Deep-Aligned Convolutional Neural Network for Skeleton-based Action Recognition and Segmentation
This work addresses challenges in skeleton-based action recognition and segmentation, offering a less complicated and more interpretable model, though it appears incremental as it builds on existing CNN frameworks.
The authors tackled the problem of skeleton-based action recognition and segmentation by addressing the lack of spatial relationships and non-uniform temporal scalings in input data, proposing a deep-aligned convolutional neural network (DACNN) that achieved competitive performance on real-world benchmarks.

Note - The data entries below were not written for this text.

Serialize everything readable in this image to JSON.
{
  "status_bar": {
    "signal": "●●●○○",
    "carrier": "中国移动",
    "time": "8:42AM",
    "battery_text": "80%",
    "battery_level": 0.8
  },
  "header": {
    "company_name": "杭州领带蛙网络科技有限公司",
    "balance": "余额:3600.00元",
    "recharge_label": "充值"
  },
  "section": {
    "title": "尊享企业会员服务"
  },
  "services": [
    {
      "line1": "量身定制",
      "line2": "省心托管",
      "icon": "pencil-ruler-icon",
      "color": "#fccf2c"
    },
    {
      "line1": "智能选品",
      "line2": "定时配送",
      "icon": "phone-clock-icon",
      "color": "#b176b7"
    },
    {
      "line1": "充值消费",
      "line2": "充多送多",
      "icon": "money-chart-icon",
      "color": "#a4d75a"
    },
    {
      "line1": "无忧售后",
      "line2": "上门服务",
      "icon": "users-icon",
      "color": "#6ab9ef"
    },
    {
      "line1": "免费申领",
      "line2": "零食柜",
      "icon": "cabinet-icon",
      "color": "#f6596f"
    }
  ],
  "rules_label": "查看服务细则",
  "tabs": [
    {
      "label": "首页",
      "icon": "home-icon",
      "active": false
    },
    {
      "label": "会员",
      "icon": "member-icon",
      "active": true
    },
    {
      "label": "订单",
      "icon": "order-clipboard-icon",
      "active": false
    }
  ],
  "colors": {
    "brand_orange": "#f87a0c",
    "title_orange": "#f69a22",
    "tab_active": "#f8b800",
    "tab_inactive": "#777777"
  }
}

Convolutional neural networks (CNNs) are deep learning frameworks which are well-known for their notable performance in classification tasks. Hence, many skeleton-based action recognition and segmentation (SBARS) algorithms benefit from them in their designs. However, a shortcoming of such applications is the general lack of spatial relationships between the input features in such data types. Besides, non-uniform temporal scalings is a common issue in skeleton-based data streams which leads to having different input sizes even within one specific action category. In this work, we propose a novel deep-aligned convolutional neural network (DACNN) to tackle the above challenges for the particular problem of SBARS. Our network is designed by introducing a new type of filters in the context of CNNs which are trained based on their alignments to the local subsequences in the inputs. These filters result in efficient predictions as well as learning interpretable patterns in the data. We empirically evaluate our framework on real-world benchmarks showing that the proposed DACNN algorithm obtains a competitive performance compared to the state-of-the-art while benefiting from a less complicated yet more interpretable model.